Basit yaralama suçundan sanık ..."in, 5237 sayılı Türk Ceza Kanunu"nun 86/2, 62/2 ve 52. maddeleri uyarınca 2.000,00 Türk Lirası adli para cezası ile cezalandırılmasına, 5271 sayılı Ceza Muhakemesi Kanunu"nun 231/5. maddesi gereğince hükmün açıklanmasının geri bırakılmasına ve 5 yıl denetime tâbi tutulmasına dair ... 1. Asliye Ceza Mahkemesinin 01.06.2011 tarihli ve 2011/50 Esas, 2011/500 Karar sayılı kararının 07.07.2014 tarihinde kesinleşmesini müteakip, sanığın denetim süresi içerisinde 27.01.2019 tarihinde işlediği kasıtlı suçtan mahkûm olduğunun ihbar edilmesi üzerine, hakkındaki hükmün açıklanmasına, 5237 sayılı Kanun"un 86/2, 62/2 ve 52. maddeleri gereğince 2.000,00 Türk Lirası adlî para cezası ile cezalandırılmasına ilişkin ... 1. Asliye Ceza Mahkemesinin 12.11.2019 tarihli ve 2019/988 Esas, 2019/660 Karar sayılı kararına karşı Adalet Bakanlığının 12.10.2020 tarihli ve 2020/10134 sayılı yazısıyla kanun yararına bozma isteminde bulunulduğundan bu işe ait dava dosyası Yargıtay Cumhuriyet Başsavcılığının 26.10.2020 tarihli ve 2020/91855 sayılı tebliğnamesi ile Dairemize gönderilmekle incelendi.
Mezkur ihbarnamede;
Dosya kapsamına göre, sanığın üzerine atılı 5237 sayılı Kanun’un 86/2. maddesinde yer alan basit yaralama suçunun, 5271 sayılı Ceza Muhakemesi Kanunu’nun 253. maddesinin 02.12.2016 tarihli Resmî Gazete"de yayımlanarak yürürlüğe giren 6763 sayılı Ceza Muhakemesi Kanunu ile Bazı Kanunlarda Değişiklik Yapılmasına Dair Kanun ile değiştirilmeden önceki haliyle de, anılan maddenin 253/1-a maddesi gereğince de uzlaşmaya tabi olduğunun anlaşılması karşısında, somut olayda sanık ve katılana soruşturma veya kovuşturma evresinde usulüne uygun bir uzlaşma teklifi yapılmadığı cihetle, uzlaştırma işlemleri yapıldıktan sonra sonucuna göre bir karar verilmesi gerektiği gözetilmeden, yazılı şekilde karar verilmesinde isabet görülmediğinden bahisle, 5271 sayılı CMK"nin 309. maddesi gereğince anılan kararın bozulması lüzumunun ihbar olunduğu anlaşıldı.

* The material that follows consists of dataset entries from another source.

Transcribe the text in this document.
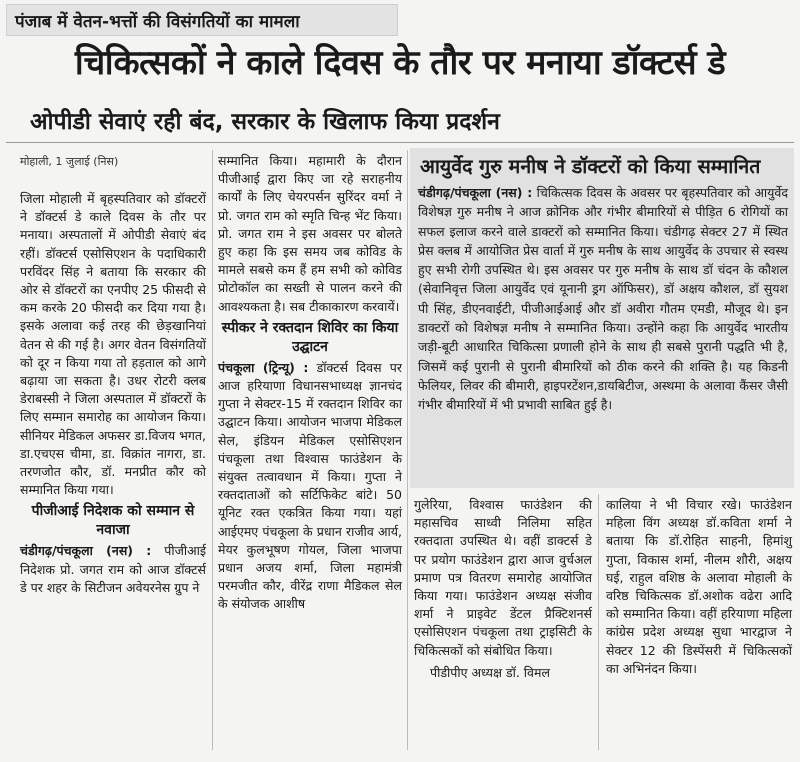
पंजाब में वेतन-भत्तों की विसंगतियों का मामला
चिकित्सकों ने काले दिवस के तौर पर मनाया डॉक्टर्स डे
ओपीडी सेवाएं रही बंद, सरकार के खिलाफ किया प्रदर्शन
मोहाली, 1 जुलाई (निस)

जिला मोहाली में बृहस्पतिवार को डॉक्टरों ने डॉक्टर्स डे काले दिवस के तौर पर मनाया। अस्पतालों में ओपीडी सेवाएं बंद रहीं। डॉक्टर्स एसोसिएशन के पदाधिकारी परविंदर सिंह ने बताया कि सरकार की ओर से डॉक्टरों का एनपीए 25 फीसदी से कम करके 20 फीसदी कर दिया गया है। इसके अलावा कई तरह की छेड़खानियां वेतन से की गई है। अगर वेतन विसंगतियों को दूर न किया गया तो हड़ताल को आगे बढ़ाया जा सकता है। उधर रोटरी क्लब डेराबस्सी ने जिला अस्पताल में डॉक्टरों के लिए सम्मान समारोह का आयोजन किया। सीनियर मेडिकल अफसर डा.विजय भगत, डा.एचएस चीमा, डा. विक्रांत नागरा, डा. तरणजोत कौर, डॉ. मनप्रीत कौर को सम्मानित किया गया।

पीजीआई निदेशक को सम्मान से नवाजा

चंडीगढ़/पंचकूला (नस) : पीजीआई निदेशक प्रो. जगत राम को आज डॉक्टर्स डे पर शहर के सिटीजन अवेयरनेस ग्रुप ने

सम्मानित किया। महामारी के दौरान पीजीआई द्वारा किए जा रहे सराहनीय कार्यों के लिए चेयरपर्सन सुरिंदर वर्मा ने प्रो. जगत राम को स्मृति चिन्ह भेंट किया। प्रो. जगत राम ने इस अवसर पर बोलते हुए कहा कि इस समय जब कोविड के मामले सबसे कम हैं हम सभी को कोविड प्रोटोकॉल का सख्ती से पालन करने की आवश्यकता है। सब टीकाकारण करवायें।

स्पीकर ने रक्तदान शिविर का किया उद्घाटन

पंचकूला (ट्रिन्यू) : डॉक्टर्स दिवस पर आज हरियाणा विधानसभाध्यक्ष ज्ञानचंद गुप्ता ने सेक्टर-15 में रक्तदान शिविर का उद्घाटन किया। आयोजन भाजपा मेडिकल सेल, इंडियन मेडिकल एसोसिएशन पंचकूला तथा विश्वास फाउंडेशन के संयुक्त तत्वावधान में किया। गुप्ता ने रक्तदाताओं को सर्टिफिकेट बांटे। 50 यूनिट रक्त एकत्रित किया गया। यहां आईएमए पंचकूला के प्रधान राजीव आर्य, मेयर कुलभूषण गोयल, जिला भाजपा प्रधान अजय शर्मा, जिला महामंत्री परमजीत कौर, वीरेंद्र राणा मैडिकल सेल के संयोजक आशीष

आयुर्वेद गुरु मनीष ने डॉक्टरों को किया सम्मानित

चंडीगढ़/पंचकूला (नस) : चिकित्सक दिवस के अवसर पर बृहस्पतिवार को आयुर्वेद विशेषज्ञ गुरु मनीष ने आज क्रोनिक और गंभीर बीमारियों से पीड़ित 6 रोगियों का सफल इलाज करने वाले डाक्टरों को सम्मानित किया। चंडीगढ़ सेक्टर 27 में स्थित प्रेस क्लब में आयोजित प्रेस वार्ता में गुरु मनीष के साथ आयुर्वेद के उपचार से स्वस्थ हुए सभी रोगी उपस्थित थे। इस अवसर पर गुरु मनीष के साथ डॉ चंदन के कौशल (सेवानिवृत्त जिला आयुर्वेद एवं यूनानी ड्रग ऑफिसर), डॉ अक्षय कौशल, डॉ सुयश पी सिंह, डीएनवाईटी, पीजीआईआई और डॉ अवीरा गौतम एमडी, मौजूद थे। इन डाक्टरों को विशेषज्ञ मनीष ने सम्मानित किया। उन्होंने कहा कि आयुर्वेद भारतीय जड़ी-बूटी आधारित चिकित्सा प्रणाली होने के साथ ही सबसे पुरानी पद्धति भी है, जिसमें कई पुरानी से पुरानी बीमारियों को ठीक करने की शक्ति है। यह किडनी फेलियर, लिवर की बीमारी, हाइपरटेंशन,डायबिटीज, अस्थमा के अलावा कैंसर जैसी गंभीर बीमारियों में भी प्रभावी साबित हुई है।

गुलेरिया, विश्वास फाउंडेशन की महासचिव साध्वी निलिमा सहित रक्तदाता उपस्थित थे। वहीं डाक्टर्स डे पर प्रयोग फाउंडेशन द्वारा आज वुर्चअल प्रमाण पत्र वितरण समारोह आयोजित किया गया। फाउंडेशन अध्यक्ष संजीव शर्मा ने प्राइवेट डेंटल प्रैक्टिशनर्स एसोसिएशन पंचकूला तथा ट्राइसिटी के चिकित्सकों को संबोधित किया।

पीडीपीए अध्यक्ष डॉ. विमल

कालिया ने भी विचार रखे। फाउंडेशन महिला विंग अध्यक्ष डॉ.कविता शर्मा ने बताया कि डॉ.रोहित साहनी, हिमांशु गुप्ता, विकास शर्मा, नीलम शौरी, अक्षय घई, राहुल वशिष्ठ के अलावा मोहाली के वरिष्ठ चिकित्सक डॉ.अशोक वढेरा आदि को सम्मानित किया। वहीं हरियाणा महिला कांग्रेस प्रदेश अध्यक्ष सुधा भारद्वाज ने सेक्टर 12 की डिस्पेंसरी में चिकित्सकों का अभिनंदन किया।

Gereği görüşülüp düşünüldü:
Dosya kapsamına göre; sanık hakkında basit yaralama, hakaret ve ölümle tehdit suçlarından soruşturma yapılarak kamu davası açıldığı ve yapılan yargılama sonucunda 01.06.2011 tarihli karar ile tehdit suçundan verilen hapis cezasının ertelendiği, hakaret suçundan ceza verilmesinden vazgeçilmesine karar verildiği, basit yaralama suçundan ise hükmün açıklanmasının geri bırakıldığı, sanık hakkında karar tarihinde yürürlükte bulunan mevzuata göre uzlaşmaya engel olan ölümle tehdit suçunun 02.12.2016 tarihli Resmi Gazete"de yayımlanarak aynı tarihte yürürlüğe giren 6763 sayılı Kanun"un 34. maddesiyle değişik 5271 sayılı CMK"nin 253. maddesi gereğince tehdit suçunun uzlaşma kapsamına alınması karşısında, 12.11.2019 tarihli karar ile açıklanmasına karar verilen basit yaralama suçu yönünden uzlaştırmaya engel olan 5271 CMK’nin 253/3. maddesindeki "Uzlaştırma kapsamına giren bir suçun, bu kapsama girmeyen bir başka suçla birlikte işlenmiş olması hâlinde de uzlaşma hükümleri uygulanmaz." şeklindeki düzenlemenin uygulama imkanı kalmayacağından bu hali ile basit yaralama suçu yönünden 5271 CMK’nin 253. maddesindeki esas ve usullere göre uzlaştırma işlemlerinin yerine getirilmesi için yargılama dosyasının uzlaştırma bürosuna gönderilmesi ve sonucuna göre sanığın hukuki durumunun belirlenmesi gerekmektedir.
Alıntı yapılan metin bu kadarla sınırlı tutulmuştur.